At times, Chrishom almost thrives on each obstacle that is thrown his way, finding answers to the absurd at each turn. Whether this is navigating the bureaucracy of working and living in France and its maddening labyrinth of loopholes to find a flat or simply seeking out the toilets of a nearby hotel for ten minutes of sleep on a rare break.

He is amid an all-consuming lifestyle which almost becomes addictive and he is witness to an underworld of in-house politics, drugs, fighting and stealing. As time goes by, he begins to sense that he needs to get off this merry-go-round of madness.

By delving into the heart of this restaurant, Chisholm learns not just about himself but others and the society of an often complicated country. As Chisholm explains in his book. “It’s a portrait of contemporary Paris, and by extension France. Slice a Parisian bistro in half and you will be presented with a startingly accurate cross-section of contemporary French society. A multilingual, multi-ethnic, complicated and highly nuanced picture. With the rich and White up top, the poor and Black down below and everyone else – including you – in between. Paris may not be France, but all of France can be found in Paris.”

Life now sees Chisholm living as a writer in Lausanne, Switzerland, and although the days of stale bread, coffee and cigarettes are behind him, you can bet not a day goes by when he doesn’t think of them

As we seen in the news most days, Paris is a complicated society

How is life in Lausanne treating you? Do you ever miss the hustle and bustle and hectic nature of your previous life? And lastly, ‘A Waiter in Paris’ film or tv series… It’s surely going to happen, isn’t it?

Indeed it is – the book was optioned by Jason Solomons and I have actually just finished the first draft of the screenplay. Indeed we were down at the Cannes Film Festival talking with directors and actors and it’s full steam ahead. You should be seeing some announcements in the press shortly. Watch this space!

Lausanne isn’t Paris, but it is lovely. After just over seven years in Paris, I was ready for a change and at that time I’d become a little obsessed with mountain climbing and cycling. Switzerland offered me the quiet that allowed me to write my book and then a landscape to fulfil my fantasies of being a young George Mallory or Walter Bonatti.

The other great thing about Switzerland (apart from Swimming in the lake every day!) is that I’m only a train ride away from Milano, Paris, etc. For someone who loves Europe, its history, its people and cultures, being in the centre of it all is pretty great. 

WHEN YOU’RE IN PARIS THERE IS NOWHERE ELSE.
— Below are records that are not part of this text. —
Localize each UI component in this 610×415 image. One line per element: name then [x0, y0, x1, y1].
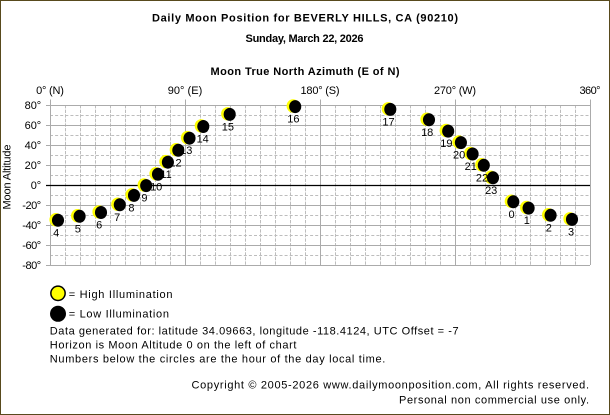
svg-text:0: 0 — [508, 209, 514, 221]
svg-text:20: 20 — [453, 150, 465, 162]
svg-text:14: 14 — [197, 134, 209, 146]
svg-text:-80°: -80° — [22, 260, 41, 272]
svg-text:7: 7 — [114, 212, 120, 224]
svg-text:Copyright © 2005-2026 www.dail: Copyright © 2005-2026 www.dailymoonposit… — [192, 379, 590, 391]
svg-text:11: 11 — [160, 169, 171, 181]
svg-text:4: 4 — [53, 227, 59, 239]
svg-text:0° (N): 0° (N) — [36, 85, 64, 97]
svg-text:21: 21 — [465, 161, 477, 173]
svg-text:15: 15 — [222, 121, 234, 133]
svg-text:-60°: -60° — [22, 240, 41, 252]
svg-text:9: 9 — [141, 193, 147, 205]
svg-text:Sunday, March 22, 2026: Sunday, March 22, 2026 — [246, 33, 364, 45]
svg-text:16: 16 — [287, 114, 299, 126]
svg-text:0°: 0° — [31, 180, 42, 192]
svg-text:17: 17 — [382, 116, 394, 128]
svg-text:60°: 60° — [25, 120, 42, 132]
svg-text:270° (W): 270° (W) — [434, 85, 476, 97]
svg-text:90° (E): 90° (E) — [168, 85, 203, 97]
svg-text:Moon Altitude: Moon Altitude — [2, 145, 14, 210]
svg-text:13: 13 — [180, 145, 192, 157]
svg-text:Personal non commercial use on: Personal non commercial use only. — [399, 394, 589, 406]
svg-text:22: 22 — [476, 172, 488, 184]
svg-text:19: 19 — [440, 138, 452, 150]
svg-text:-40°: -40° — [22, 220, 41, 232]
svg-text:80°: 80° — [25, 100, 42, 112]
svg-text:Moon True North Azimuth (E of: Moon True North Azimuth (E of N) — [211, 66, 400, 78]
svg-text:6: 6 — [96, 220, 102, 232]
svg-text:Data generated for: latitude 3: Data generated for: latitude 34.09663, l… — [50, 326, 459, 338]
svg-text:2: 2 — [546, 222, 552, 234]
svg-text:180° (S): 180° (S) — [301, 85, 340, 97]
svg-text:Horizon is Moon Altitude 0 on: Horizon is Moon Altitude 0 on the left o… — [50, 339, 297, 351]
svg-text:Numbers below the circles are: Numbers below the circles are the hour o… — [50, 354, 386, 366]
svg-text:= Low Illumination: = Low Illumination — [69, 308, 169, 320]
svg-text:Daily Moon Position for BEVERL: Daily Moon Position for BEVERLY HILLS, C… — [152, 12, 458, 24]
svg-text:= High Illumination: = High Illumination — [69, 289, 173, 301]
svg-text:10: 10 — [150, 181, 162, 193]
svg-text:3: 3 — [568, 226, 574, 238]
svg-text:360°: 360° — [580, 85, 601, 97]
svg-text:18: 18 — [421, 127, 433, 139]
svg-text:12: 12 — [169, 157, 181, 169]
svg-text:20°: 20° — [25, 160, 42, 172]
svg-text:1: 1 — [524, 215, 530, 227]
svg-text:23: 23 — [485, 185, 497, 197]
svg-text:5: 5 — [75, 223, 81, 235]
svg-text:-20°: -20° — [22, 200, 41, 212]
svg-text:40°: 40° — [25, 140, 42, 152]
svg-text:8: 8 — [128, 202, 134, 214]
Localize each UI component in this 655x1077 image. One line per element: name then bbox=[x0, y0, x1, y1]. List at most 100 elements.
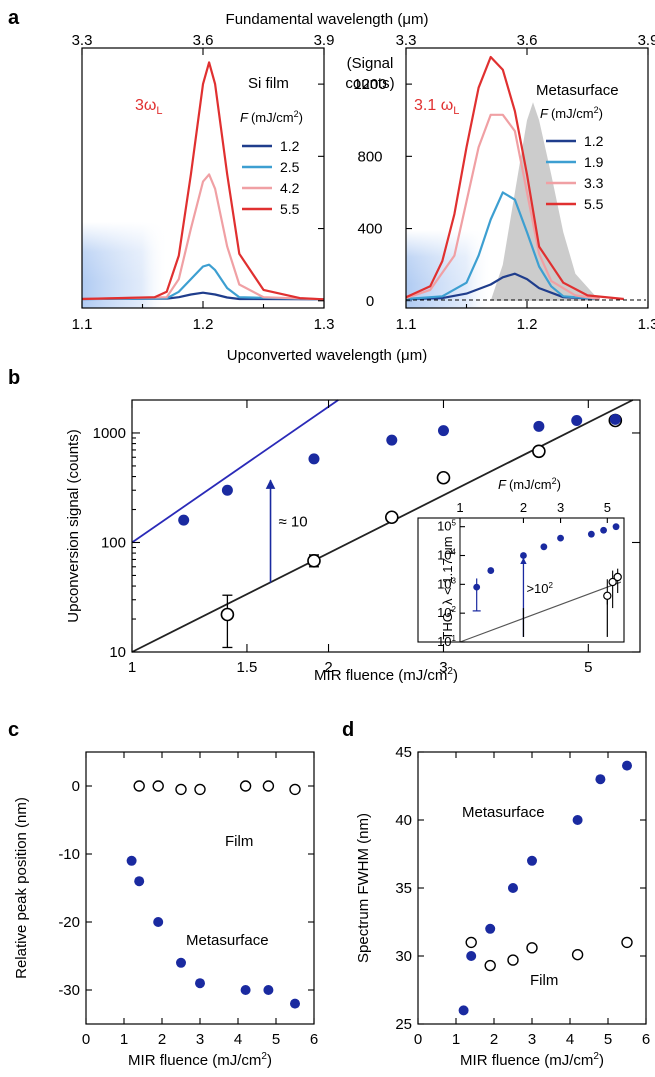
signal-tick-label-0: 0 bbox=[366, 293, 374, 310]
metasurface-curve-1 bbox=[405, 191, 600, 301]
panel-c-ytick-label-2: -20 bbox=[58, 914, 80, 931]
metasurface-legend-label-2: 3.3 bbox=[584, 175, 604, 191]
panel-d-ylabel: Spectrum FWHM (nm) bbox=[355, 813, 372, 963]
panel-d-xtick-label-6: 6 bbox=[642, 1031, 650, 1048]
panel-d-xlabel: MIR fluence (mJ/cm2) bbox=[460, 1051, 604, 1069]
metasurface-point-6 bbox=[571, 414, 583, 426]
panel-d-metasurface-point-5 bbox=[572, 815, 583, 825]
panel-c-ytick-label-1: -10 bbox=[58, 846, 80, 863]
metasurface-legend-label-0: 1.2 bbox=[584, 133, 604, 149]
panel-d-ytick-label-2: 35 bbox=[395, 880, 412, 897]
panel-c-xtick-label-4: 4 bbox=[234, 1031, 242, 1048]
si-film-curve-1 bbox=[81, 263, 325, 301]
panel-d-xtick-label-0: 0 bbox=[414, 1031, 422, 1048]
metasurface-curve-2 bbox=[405, 113, 600, 301]
panel-c-film-point-3 bbox=[194, 783, 206, 796]
si-film-legend-label-1: 2.5 bbox=[280, 159, 300, 175]
harmonic-label-left: 3ωL bbox=[135, 97, 163, 117]
panel-c-film-point-1 bbox=[152, 780, 164, 792]
inset-meta-point-1 bbox=[487, 567, 495, 574]
inset-ytick-label-3: 104 bbox=[437, 548, 456, 563]
metasurface-curve-3 bbox=[405, 55, 624, 301]
panel-a-right-top-tick-label-1: 3.6 bbox=[517, 32, 538, 49]
panel-c-xlabel: MIR fluence (mJ/cm2) bbox=[128, 1051, 272, 1069]
panel-d-metasurface-point-3 bbox=[508, 883, 518, 893]
inset-ytick-label-0: 101 bbox=[437, 634, 456, 649]
panel-d-xtick-label-3: 3 bbox=[528, 1031, 536, 1048]
panel-d-film-label: Film bbox=[530, 972, 558, 989]
panel-b-ytick-label-0: 10 bbox=[109, 644, 126, 661]
panel-d-film-point-5 bbox=[621, 936, 633, 949]
panel-b-xtick-label-3: 3 bbox=[439, 659, 447, 676]
metasurface-title: Metasurface bbox=[536, 82, 619, 99]
film-point-0 bbox=[220, 607, 235, 622]
panel-b-xlabel: MIR fluence (mJ/cm2) bbox=[314, 666, 458, 684]
metasurface-point-7 bbox=[609, 413, 621, 425]
panel-b-ytick-label-1: 100 bbox=[101, 534, 126, 551]
harmonic-label-right: 3.1 ωL bbox=[414, 97, 459, 117]
panel-d-metasurface-point-7 bbox=[622, 760, 632, 771]
panel-b-ylabel: Upconversion signal (counts) bbox=[65, 429, 82, 622]
panel-c-metasurface-point-2 bbox=[153, 917, 164, 927]
panel-d-film-point-3 bbox=[526, 942, 538, 954]
si-film-title: Si film bbox=[248, 75, 289, 92]
panel-c-film-point-0 bbox=[133, 780, 145, 792]
signal-tick-label-3: 1200 bbox=[353, 76, 386, 93]
panel-d-metasurface-point-4 bbox=[527, 855, 537, 866]
panel-a-left-bottom-tick-label-1: 1.2 bbox=[193, 316, 214, 333]
panel-a-left-top-tick-label-2: 3.9 bbox=[314, 32, 335, 49]
panel-c-ylabel: Relative peak position (nm) bbox=[13, 797, 30, 979]
panel-b-xtick-label-1: 1.5 bbox=[237, 659, 258, 676]
panel-c-film-point-6 bbox=[289, 783, 301, 796]
metasurface-point-5 bbox=[533, 420, 545, 432]
panel-d-xtick-label-5: 5 bbox=[604, 1031, 612, 1048]
inset-top-label: F (mJ/cm2) bbox=[498, 476, 561, 492]
panel-c-metasurface-point-4 bbox=[195, 978, 205, 989]
panel-d-film-point-1 bbox=[484, 959, 496, 972]
metasurface-point-1 bbox=[221, 484, 233, 496]
signal-axis-label-1: (Signal bbox=[347, 55, 394, 72]
signal-tick-label-1: 400 bbox=[357, 221, 382, 238]
panel-label-a: a bbox=[8, 7, 20, 29]
inset-meta-point-6 bbox=[600, 526, 607, 534]
metasurface-fit-line bbox=[131, 399, 339, 544]
panel-c-plot: 0 1 2 3 4 5 6 0 -10 -20 -30 Film Metasurface MIR f… bbox=[13, 751, 318, 1069]
inset-ylabel: THG, λ < 1.17 μm bbox=[440, 536, 455, 639]
panel-d-metasurface-point-0 bbox=[458, 1005, 469, 1016]
panel-c-xtick-label-6: 6 bbox=[310, 1031, 318, 1048]
panel-c-xtick-label-5: 5 bbox=[272, 1031, 280, 1048]
panel-d-xtick-label-1: 1 bbox=[452, 1031, 460, 1048]
panel-d-metasurface-point-1 bbox=[466, 951, 477, 961]
legend-head-right: F (mJ/cm2) bbox=[540, 105, 603, 121]
panel-c-ytick-label-3: -30 bbox=[58, 982, 80, 999]
panel-label-b: b bbox=[8, 367, 20, 389]
inset-film-point-0 bbox=[603, 591, 612, 601]
film-fit-line bbox=[131, 399, 634, 653]
metasurface-curve-0 bbox=[405, 272, 600, 301]
panel-label-d: d bbox=[342, 719, 354, 741]
inset-ytick-label-2: 103 bbox=[437, 576, 456, 591]
panel-d-meta-label: Metasurface bbox=[462, 804, 545, 821]
panel-b-ytick-label-2: 1000 bbox=[93, 425, 126, 442]
inset-meta-point-3 bbox=[540, 543, 548, 551]
film-point-3 bbox=[436, 470, 451, 485]
panel-a-bottom-axis-label: Upconverted wavelength (μm) bbox=[227, 347, 427, 364]
panel-b-plot: ≈ 10 10 100 1000 1 1.5 2 3 5 MIR fluence (mJ/cm… bbox=[65, 399, 641, 684]
film-point-4 bbox=[532, 444, 546, 459]
panel-a-right-top-tick-label-0: 3.3 bbox=[396, 32, 417, 49]
inset-xtick-label-2: 3 bbox=[557, 500, 564, 515]
panel-a-right-plot: 1.1 1.2 1.3 3.3 3.6 3.9 Metasurface 3.1 ωL F(… bbox=[396, 32, 655, 333]
panel-a-right-bottom-tick-label-2: 1.3 bbox=[638, 316, 655, 333]
panel-c-film-point-2 bbox=[175, 783, 187, 796]
factor-arrow-label: ≈ 10 bbox=[279, 513, 308, 530]
si-film-legend-label-2: 4.2 bbox=[280, 180, 300, 196]
panel-c-metasurface-point-5 bbox=[240, 985, 251, 995]
panel-a-left-bottom-tick-label-2: 1.3 bbox=[314, 316, 335, 333]
panel-a-left-bottom-tick-label-0: 1.1 bbox=[72, 316, 93, 333]
film-point-2 bbox=[384, 510, 399, 525]
si-film-curve-0 bbox=[81, 291, 325, 301]
panel-a-left-top-tick-label-0: 3.3 bbox=[72, 32, 93, 49]
inset-ytick-label-1: 102 bbox=[437, 605, 456, 620]
si-film-legend-label-3: 5.5 bbox=[280, 201, 300, 217]
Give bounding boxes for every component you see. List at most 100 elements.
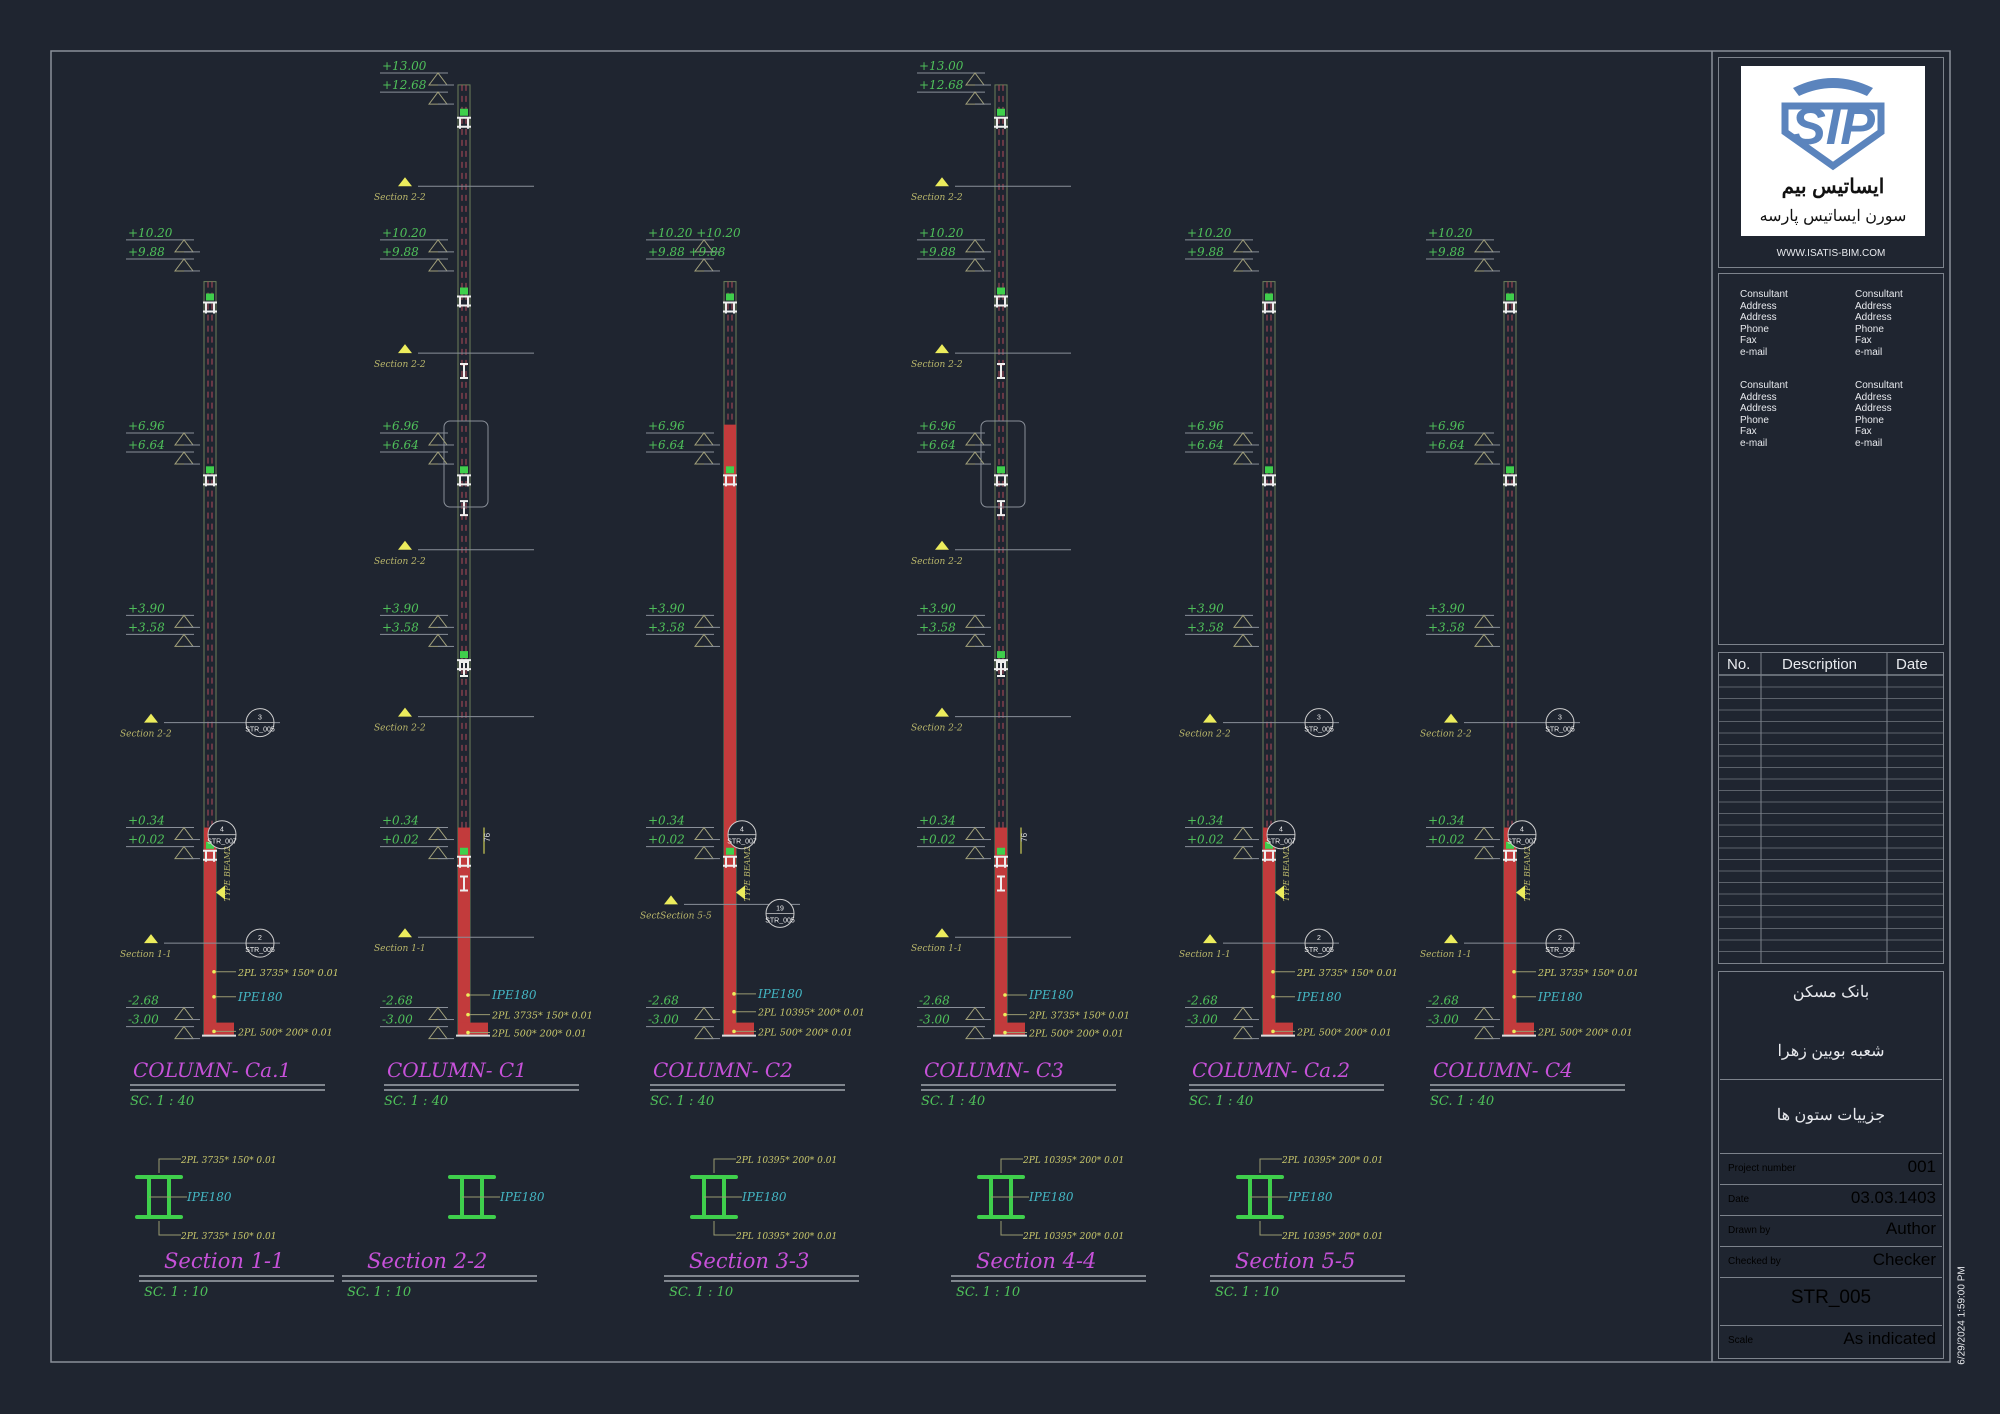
section-cut-label: Section 2-2 bbox=[911, 360, 963, 370]
level-marker-icon bbox=[1474, 633, 1494, 647]
section-cut-label: Section 2-2 bbox=[120, 730, 172, 740]
level-marker-icon bbox=[1474, 258, 1494, 272]
section-top-plate-note: 2PL 10395* 200* 0.01 bbox=[1281, 1156, 1383, 1166]
splice-plate-icon bbox=[1265, 466, 1273, 474]
splice-bolt-icon bbox=[994, 116, 1008, 129]
consultant-label: Consultant bbox=[1855, 289, 1903, 300]
column-title: COLUMN- C2 bbox=[653, 1058, 793, 1082]
beam-type-note: TYPE BEAM2 bbox=[743, 846, 752, 901]
section-cut-label: Section 1-1 bbox=[374, 944, 426, 954]
level-label: +0.02 bbox=[1187, 833, 1224, 847]
level-label: +9.88 +9.88 bbox=[648, 245, 726, 259]
level-label: +3.90 bbox=[648, 601, 685, 615]
column-reinforced-segment bbox=[458, 827, 470, 1035]
splice-plate-icon bbox=[460, 847, 468, 855]
level-label: +10.20 bbox=[128, 226, 173, 240]
note-arrow-icon bbox=[212, 1029, 216, 1034]
i-beam-symbol-icon bbox=[460, 500, 468, 517]
splice-plate-icon bbox=[460, 466, 468, 474]
callout-sheet-ref: STR_007 bbox=[1266, 839, 1296, 846]
level-marker-icon bbox=[1474, 1025, 1494, 1040]
level-label: +0.02 bbox=[919, 833, 956, 847]
section-cut-arrow-icon bbox=[935, 540, 949, 550]
plate-note: 2PL 10395* 200* 0.01 bbox=[757, 1008, 865, 1019]
column-scale: SC. 1 : 40 bbox=[1189, 1094, 1253, 1109]
company-logo: SIP ایساتیس بیم سورن ایساتیس پارسه bbox=[1741, 66, 1925, 236]
callout-sheet-ref: STR_005 bbox=[1545, 727, 1575, 734]
plate-note: 2PL 500* 200* 0.01 bbox=[1296, 1027, 1392, 1038]
section-cut-label: Section 2-2 bbox=[374, 193, 426, 203]
section-title: Section 2-2 bbox=[367, 1249, 487, 1273]
level-label: +6.96 bbox=[128, 419, 165, 433]
project-number-row: Project number 001 bbox=[1720, 1153, 1942, 1184]
level-marker-icon bbox=[1474, 845, 1494, 860]
level-label: +0.02 bbox=[382, 833, 419, 847]
splice-plate-icon bbox=[997, 466, 1005, 474]
section-top-plate-note: 2PL 10395* 200* 0.01 bbox=[735, 1156, 837, 1166]
i-beam-symbol-icon bbox=[460, 363, 468, 379]
profile-label: IPE180 bbox=[237, 990, 283, 1004]
level-label: +6.96 bbox=[1428, 419, 1465, 433]
splice-plate-icon bbox=[1506, 466, 1514, 474]
logo-persian-company: سورن ایساتیس پارسه bbox=[1759, 208, 1907, 225]
splice-bolt-icon bbox=[1503, 301, 1517, 314]
plate-note: 2PL 3735* 150* 0.01 bbox=[237, 968, 339, 979]
i-beam-symbol-icon bbox=[460, 875, 468, 892]
column-elevation-3: +13.00 +12.68 +10.20 +9.88 +6.96 +6.64 +3.90 +3… bbox=[911, 59, 1130, 1109]
callout-sheet-ref: STR_007 bbox=[207, 839, 237, 846]
level-marker-icon bbox=[965, 826, 985, 841]
splice-plate-icon bbox=[1265, 841, 1273, 849]
callout-sheet-ref: STR_005 bbox=[765, 917, 795, 924]
section-cut-label: Section 1-1 bbox=[1179, 950, 1231, 960]
title-underline bbox=[130, 1084, 325, 1091]
level-marker-icon bbox=[174, 451, 194, 465]
splice-bolt-icon bbox=[457, 295, 471, 308]
section-cut-arrow-icon bbox=[144, 934, 158, 944]
callout-number: 4 bbox=[740, 827, 744, 834]
address-label: Address bbox=[1855, 300, 1892, 312]
level-label: +3.90 bbox=[1187, 601, 1224, 615]
level-label: +3.90 bbox=[382, 601, 419, 615]
section-title: Section 4-4 bbox=[976, 1249, 1096, 1273]
level-marker-icon bbox=[694, 614, 714, 628]
section-cut-arrow-icon bbox=[398, 344, 412, 354]
level-label: +6.96 bbox=[648, 419, 685, 433]
level-label: +3.58 bbox=[382, 620, 419, 634]
column-scale: SC. 1 : 40 bbox=[921, 1094, 985, 1109]
beam-marker-icon bbox=[736, 885, 745, 900]
splice-plate-icon bbox=[460, 287, 468, 295]
note-arrow-icon bbox=[466, 993, 470, 997]
column-title: COLUMN- Ca.2 bbox=[1192, 1058, 1350, 1082]
section-cut-arrow-icon bbox=[398, 707, 412, 717]
level-marker-icon bbox=[428, 72, 448, 86]
level-label: -3.00 bbox=[648, 1013, 679, 1027]
section-cut-arrow-icon bbox=[935, 928, 949, 938]
level-label: +9.88 bbox=[1187, 245, 1224, 259]
level-marker-icon bbox=[1233, 633, 1253, 647]
section-cut-label: Section 2-2 bbox=[911, 557, 963, 567]
column-scale: SC. 1 : 40 bbox=[130, 1094, 194, 1109]
splice-plate-icon bbox=[460, 651, 468, 659]
splice-bolt-icon bbox=[457, 116, 471, 129]
fax-label: Fax bbox=[1855, 426, 1872, 437]
level-marker-icon bbox=[694, 432, 714, 446]
level-label: -2.68 bbox=[382, 994, 413, 1008]
beam-type-note: TYPE BEAM2 bbox=[223, 846, 232, 901]
consultants-box bbox=[1718, 273, 1944, 645]
base-plate bbox=[1263, 1022, 1293, 1035]
section-cut-arrow-icon bbox=[935, 177, 949, 187]
website-text[interactable]: WWW.ISATIS-BIM.COM bbox=[1776, 248, 1886, 259]
title-underline bbox=[664, 1275, 859, 1282]
splice-bolt-icon bbox=[723, 301, 737, 314]
client-name: بانک مسکن bbox=[1792, 984, 1870, 1001]
section-cut-arrow-icon bbox=[1203, 713, 1217, 723]
level-marker-icon bbox=[965, 614, 985, 628]
level-label: -3.00 bbox=[1187, 1013, 1218, 1027]
level-label: +9.88 bbox=[1428, 245, 1465, 259]
splice-plate-icon bbox=[206, 841, 214, 849]
drawn-by-row: Drawn by Author bbox=[1720, 1215, 1942, 1246]
section-cut-arrow-icon bbox=[398, 928, 412, 938]
drawing-frame bbox=[50, 50, 1951, 1363]
splice-bolt-icon bbox=[457, 474, 471, 487]
level-marker-icon bbox=[174, 1006, 194, 1021]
I finish the last pages of the book as I arrive at London Kings Cross. I walk onto the streets of London, it’s dark, and although it’s late, there is still a hive of activity around each corner. I think back to what it must have been like for Edward to leave behind family and friends all those years ago, embracing the excitement of the unknown. It reminds me that from time to time we all need to throw caution to the wind and adventure often.

Edward Chisholm’s novel isn’t just the story of the people who live and work on the other side of the door marked PRIVE. It is also a love story and an ode to Paris. It may not be the Paris we all know, but for Chisholm, it is a Paris that he fell for.

“Even when you are exhausted, broke and hungry, there’s still an indefinable magic about it. When you are in Paris you couldn’t care less about anywhere else, your world shrinks, and it’s the centre of the universe. There is nowhere else.”